La afición de Madrid ha sabido mantener el equilibrio en esta cuestión, conjugar la exigencia de la máxima seriedad con el reconocimiento de las características genuinas de cada variedad racial, sin caer en los estereotipos que son tan dañinos y respetando aquellos encastes que tienen menor formato, a sabiendas de que suelen tener más contenido que continente, como ocurre con el de Santa Coloma por citar un ejemplo.
Madrid es uno de los pocos sitios donde aún se sabe diferenciar la seriedad del tamaño desmedido, donde se valora la variedad frente a la monografía que siempre trata de imponer el sector profesional y por eso es prácticamente el único reducto importante que aún les queda a los aficionados amantes del toro, más allá de la pequeña aportación que puedan hacer algunas ferias temáticas en lugares concretos de España y Francia, donde aún se antepone al gran protagonista de la fiesta.
Pero llegar a consolidar ese
equilibrio en la seriedad ha supuesto para la afición un esfuerzo constante. El
sector profesional no siempre camina en la misma dirección y no desiste en
buscar las formas para imponer su conveniencia.
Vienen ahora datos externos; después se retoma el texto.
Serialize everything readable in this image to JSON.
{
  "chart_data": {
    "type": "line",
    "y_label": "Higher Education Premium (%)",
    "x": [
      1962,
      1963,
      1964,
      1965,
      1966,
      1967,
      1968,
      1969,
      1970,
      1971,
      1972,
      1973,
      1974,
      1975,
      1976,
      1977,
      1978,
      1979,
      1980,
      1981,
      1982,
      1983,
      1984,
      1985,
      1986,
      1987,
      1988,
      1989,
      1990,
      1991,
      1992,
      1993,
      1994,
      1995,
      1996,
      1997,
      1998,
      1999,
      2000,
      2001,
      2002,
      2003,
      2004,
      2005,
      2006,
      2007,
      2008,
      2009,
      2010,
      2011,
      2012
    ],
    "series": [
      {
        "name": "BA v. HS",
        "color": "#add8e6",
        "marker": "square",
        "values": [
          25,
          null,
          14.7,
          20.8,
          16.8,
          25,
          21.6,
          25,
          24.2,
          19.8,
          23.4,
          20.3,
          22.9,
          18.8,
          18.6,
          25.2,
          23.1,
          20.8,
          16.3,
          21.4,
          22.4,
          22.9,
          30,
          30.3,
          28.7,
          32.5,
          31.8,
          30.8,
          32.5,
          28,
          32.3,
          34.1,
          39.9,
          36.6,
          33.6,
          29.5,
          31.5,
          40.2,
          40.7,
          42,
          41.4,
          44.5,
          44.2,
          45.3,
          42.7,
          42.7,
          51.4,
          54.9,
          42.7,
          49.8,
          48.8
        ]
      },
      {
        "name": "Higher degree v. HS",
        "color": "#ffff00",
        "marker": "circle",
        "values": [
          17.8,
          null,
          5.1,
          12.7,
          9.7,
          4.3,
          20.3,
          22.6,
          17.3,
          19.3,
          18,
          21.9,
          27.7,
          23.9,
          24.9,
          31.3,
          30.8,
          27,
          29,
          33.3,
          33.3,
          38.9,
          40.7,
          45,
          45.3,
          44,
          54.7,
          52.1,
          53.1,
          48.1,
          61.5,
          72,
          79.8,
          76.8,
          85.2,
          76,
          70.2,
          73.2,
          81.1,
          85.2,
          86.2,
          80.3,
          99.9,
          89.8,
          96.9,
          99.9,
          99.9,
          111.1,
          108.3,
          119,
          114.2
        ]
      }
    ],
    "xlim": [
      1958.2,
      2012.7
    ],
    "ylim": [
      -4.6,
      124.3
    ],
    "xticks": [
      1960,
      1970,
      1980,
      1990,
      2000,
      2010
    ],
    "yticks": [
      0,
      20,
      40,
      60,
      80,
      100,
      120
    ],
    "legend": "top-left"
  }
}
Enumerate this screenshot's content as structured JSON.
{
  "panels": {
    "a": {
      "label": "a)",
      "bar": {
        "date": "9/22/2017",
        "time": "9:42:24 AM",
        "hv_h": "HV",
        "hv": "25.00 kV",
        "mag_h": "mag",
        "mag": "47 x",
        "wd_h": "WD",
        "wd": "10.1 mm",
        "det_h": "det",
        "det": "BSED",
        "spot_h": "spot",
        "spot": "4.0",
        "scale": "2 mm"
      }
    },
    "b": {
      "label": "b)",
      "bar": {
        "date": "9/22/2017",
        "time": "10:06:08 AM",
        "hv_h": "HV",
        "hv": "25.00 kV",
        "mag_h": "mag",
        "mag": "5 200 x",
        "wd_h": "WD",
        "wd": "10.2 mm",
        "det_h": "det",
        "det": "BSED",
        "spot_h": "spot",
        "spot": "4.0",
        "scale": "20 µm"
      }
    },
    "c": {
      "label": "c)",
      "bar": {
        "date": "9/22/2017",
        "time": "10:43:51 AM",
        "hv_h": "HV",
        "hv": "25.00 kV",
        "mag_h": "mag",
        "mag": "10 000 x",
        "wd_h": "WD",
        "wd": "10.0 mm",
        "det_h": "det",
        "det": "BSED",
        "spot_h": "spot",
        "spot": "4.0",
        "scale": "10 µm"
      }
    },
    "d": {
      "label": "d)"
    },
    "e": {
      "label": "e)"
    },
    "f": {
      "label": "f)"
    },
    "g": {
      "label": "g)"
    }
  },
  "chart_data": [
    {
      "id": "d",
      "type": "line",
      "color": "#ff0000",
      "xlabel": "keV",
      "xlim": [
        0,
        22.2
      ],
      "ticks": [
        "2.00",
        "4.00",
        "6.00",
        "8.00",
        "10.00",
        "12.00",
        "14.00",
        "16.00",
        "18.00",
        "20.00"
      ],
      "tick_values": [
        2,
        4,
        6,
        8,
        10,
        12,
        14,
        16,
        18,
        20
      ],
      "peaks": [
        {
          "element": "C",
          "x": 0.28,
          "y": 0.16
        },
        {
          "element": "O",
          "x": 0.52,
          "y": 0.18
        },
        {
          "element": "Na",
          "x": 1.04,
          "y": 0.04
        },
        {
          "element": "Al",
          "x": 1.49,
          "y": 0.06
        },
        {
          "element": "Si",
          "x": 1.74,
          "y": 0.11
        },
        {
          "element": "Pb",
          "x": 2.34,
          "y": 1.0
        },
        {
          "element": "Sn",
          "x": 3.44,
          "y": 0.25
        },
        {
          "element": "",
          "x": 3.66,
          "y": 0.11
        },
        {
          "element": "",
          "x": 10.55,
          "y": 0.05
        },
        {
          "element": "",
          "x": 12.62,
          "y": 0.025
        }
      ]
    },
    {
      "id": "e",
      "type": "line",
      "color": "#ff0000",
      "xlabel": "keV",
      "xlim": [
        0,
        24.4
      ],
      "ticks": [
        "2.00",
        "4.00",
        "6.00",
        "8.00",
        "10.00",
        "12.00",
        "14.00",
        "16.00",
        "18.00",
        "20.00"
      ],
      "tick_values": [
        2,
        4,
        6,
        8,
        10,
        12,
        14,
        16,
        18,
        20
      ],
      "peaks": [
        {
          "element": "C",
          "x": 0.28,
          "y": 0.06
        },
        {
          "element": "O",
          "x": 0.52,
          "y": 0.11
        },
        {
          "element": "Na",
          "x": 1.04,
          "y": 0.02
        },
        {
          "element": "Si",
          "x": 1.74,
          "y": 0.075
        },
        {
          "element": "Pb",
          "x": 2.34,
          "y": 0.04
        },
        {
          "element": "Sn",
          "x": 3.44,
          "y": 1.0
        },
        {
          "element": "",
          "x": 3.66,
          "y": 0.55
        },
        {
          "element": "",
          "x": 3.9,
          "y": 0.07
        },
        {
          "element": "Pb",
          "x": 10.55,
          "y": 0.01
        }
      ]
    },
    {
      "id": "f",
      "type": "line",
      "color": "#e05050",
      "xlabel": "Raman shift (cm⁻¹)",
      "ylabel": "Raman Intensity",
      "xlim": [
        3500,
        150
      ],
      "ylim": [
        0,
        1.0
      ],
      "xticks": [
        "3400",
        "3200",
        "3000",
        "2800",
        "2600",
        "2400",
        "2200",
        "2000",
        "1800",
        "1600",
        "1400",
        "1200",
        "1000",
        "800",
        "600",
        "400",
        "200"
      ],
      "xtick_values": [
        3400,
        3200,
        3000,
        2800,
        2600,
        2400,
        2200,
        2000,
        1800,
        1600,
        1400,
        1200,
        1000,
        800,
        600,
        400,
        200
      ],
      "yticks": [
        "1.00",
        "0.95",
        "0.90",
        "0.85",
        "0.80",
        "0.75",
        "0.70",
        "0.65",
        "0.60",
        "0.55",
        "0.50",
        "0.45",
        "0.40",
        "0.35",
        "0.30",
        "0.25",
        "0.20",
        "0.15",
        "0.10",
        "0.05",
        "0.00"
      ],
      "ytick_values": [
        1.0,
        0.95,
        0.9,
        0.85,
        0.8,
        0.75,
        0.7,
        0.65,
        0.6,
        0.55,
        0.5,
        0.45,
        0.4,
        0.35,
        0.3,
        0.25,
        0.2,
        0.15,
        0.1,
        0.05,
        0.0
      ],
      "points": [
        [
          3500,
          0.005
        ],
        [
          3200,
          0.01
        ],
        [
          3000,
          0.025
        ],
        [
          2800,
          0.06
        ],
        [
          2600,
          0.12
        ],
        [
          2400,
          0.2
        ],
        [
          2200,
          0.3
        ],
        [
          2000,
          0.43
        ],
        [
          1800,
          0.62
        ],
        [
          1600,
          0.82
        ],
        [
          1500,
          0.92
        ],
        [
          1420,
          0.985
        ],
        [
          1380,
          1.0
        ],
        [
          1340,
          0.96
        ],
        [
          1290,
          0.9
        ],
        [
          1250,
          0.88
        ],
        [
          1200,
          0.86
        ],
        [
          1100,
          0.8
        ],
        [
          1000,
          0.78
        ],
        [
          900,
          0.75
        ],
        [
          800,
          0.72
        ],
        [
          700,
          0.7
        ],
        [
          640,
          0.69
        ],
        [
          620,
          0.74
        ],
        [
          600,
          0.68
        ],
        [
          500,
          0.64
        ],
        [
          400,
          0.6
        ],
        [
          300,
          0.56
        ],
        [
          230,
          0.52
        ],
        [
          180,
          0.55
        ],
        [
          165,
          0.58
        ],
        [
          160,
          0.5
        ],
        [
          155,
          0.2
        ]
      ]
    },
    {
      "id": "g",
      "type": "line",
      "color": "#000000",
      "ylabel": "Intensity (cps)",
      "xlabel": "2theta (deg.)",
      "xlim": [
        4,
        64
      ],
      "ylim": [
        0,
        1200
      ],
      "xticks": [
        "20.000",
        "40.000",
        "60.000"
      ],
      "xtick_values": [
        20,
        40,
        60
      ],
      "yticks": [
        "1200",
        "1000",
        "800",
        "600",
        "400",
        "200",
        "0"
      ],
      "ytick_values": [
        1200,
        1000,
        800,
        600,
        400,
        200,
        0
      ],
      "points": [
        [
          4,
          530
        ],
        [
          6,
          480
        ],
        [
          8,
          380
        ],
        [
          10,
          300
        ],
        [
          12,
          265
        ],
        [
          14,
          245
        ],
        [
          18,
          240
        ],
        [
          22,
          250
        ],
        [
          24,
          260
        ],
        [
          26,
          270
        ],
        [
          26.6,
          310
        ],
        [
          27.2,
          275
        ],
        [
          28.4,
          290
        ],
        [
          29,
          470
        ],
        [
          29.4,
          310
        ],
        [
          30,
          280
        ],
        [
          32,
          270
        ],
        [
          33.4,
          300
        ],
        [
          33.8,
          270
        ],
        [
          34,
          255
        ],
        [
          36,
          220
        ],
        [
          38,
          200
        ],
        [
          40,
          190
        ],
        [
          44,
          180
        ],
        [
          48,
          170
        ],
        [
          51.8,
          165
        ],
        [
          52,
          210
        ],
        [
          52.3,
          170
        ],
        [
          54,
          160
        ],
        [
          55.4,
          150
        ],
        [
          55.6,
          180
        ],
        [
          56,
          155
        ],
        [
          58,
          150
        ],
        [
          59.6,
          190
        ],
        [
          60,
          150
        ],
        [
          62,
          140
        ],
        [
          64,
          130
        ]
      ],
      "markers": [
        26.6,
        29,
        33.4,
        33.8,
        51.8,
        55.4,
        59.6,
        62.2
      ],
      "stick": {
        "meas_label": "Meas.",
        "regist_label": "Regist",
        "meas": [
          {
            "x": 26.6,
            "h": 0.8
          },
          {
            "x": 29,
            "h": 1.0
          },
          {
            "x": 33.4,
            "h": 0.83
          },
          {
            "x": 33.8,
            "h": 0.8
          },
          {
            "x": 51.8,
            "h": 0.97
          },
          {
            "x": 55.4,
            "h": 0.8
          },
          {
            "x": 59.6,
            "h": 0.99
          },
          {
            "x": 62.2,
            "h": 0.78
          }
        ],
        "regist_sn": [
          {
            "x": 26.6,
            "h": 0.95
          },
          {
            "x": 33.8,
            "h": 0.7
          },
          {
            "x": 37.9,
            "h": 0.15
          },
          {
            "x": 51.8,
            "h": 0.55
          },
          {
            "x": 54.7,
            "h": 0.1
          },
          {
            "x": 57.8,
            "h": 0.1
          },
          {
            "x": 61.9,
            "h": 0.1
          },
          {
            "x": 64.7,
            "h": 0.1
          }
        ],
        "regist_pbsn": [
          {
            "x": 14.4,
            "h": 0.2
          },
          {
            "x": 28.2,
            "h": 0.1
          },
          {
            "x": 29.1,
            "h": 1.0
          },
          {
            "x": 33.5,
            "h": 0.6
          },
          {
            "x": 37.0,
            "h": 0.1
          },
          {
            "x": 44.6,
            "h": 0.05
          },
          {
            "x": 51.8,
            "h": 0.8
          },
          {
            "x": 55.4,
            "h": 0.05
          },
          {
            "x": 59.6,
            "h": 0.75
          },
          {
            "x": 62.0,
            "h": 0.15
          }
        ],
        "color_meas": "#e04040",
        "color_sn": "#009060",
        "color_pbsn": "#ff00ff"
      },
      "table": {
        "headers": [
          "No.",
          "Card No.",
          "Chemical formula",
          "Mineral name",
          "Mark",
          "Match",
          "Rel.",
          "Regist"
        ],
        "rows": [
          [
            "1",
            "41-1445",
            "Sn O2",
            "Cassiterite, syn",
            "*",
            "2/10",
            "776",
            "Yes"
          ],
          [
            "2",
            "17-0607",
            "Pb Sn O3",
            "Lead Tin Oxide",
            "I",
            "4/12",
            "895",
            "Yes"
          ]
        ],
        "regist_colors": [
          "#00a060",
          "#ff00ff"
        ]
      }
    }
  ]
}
Por eso no fue fácil pasar de
ese toro de presencia escasa que se lidiaba casi siempre hasta mediada la
década de los años setenta en el pasado siglo y del que hoy se dice con razón
que jamás se admitiría en esta plaza ni en una novillada sin picar. Por
entonces la única opción para ver toros con seriedad y trapío pasaba por las
corridas del verano, que muchas veces sobrepasaban la edad reglamentaria hasta
que se instauró el Registro de Nacimientos de Reses de Lidia en 1969 y empezó a
controlarse esta cuestión oficialmente.
Pero independientemente de lo anterior, donde el toro de Madrid aventaja al de cualquier otra plaza es en la pluralidad. A pesar del excesivo número de ejemplares derivados de encaste Domecq que salen cada año al ruedo de Las Ventas, esta plaza es la única de España donde también hay cabida para la presencia de toros de otros encastes y los murubes, saltillos, santacolomas, albaserradas, atanasios, torrestrellas y Núñez, entre otros, rompen la monotonía argumental que impera en los restantes lugares por culpa del monoencaste.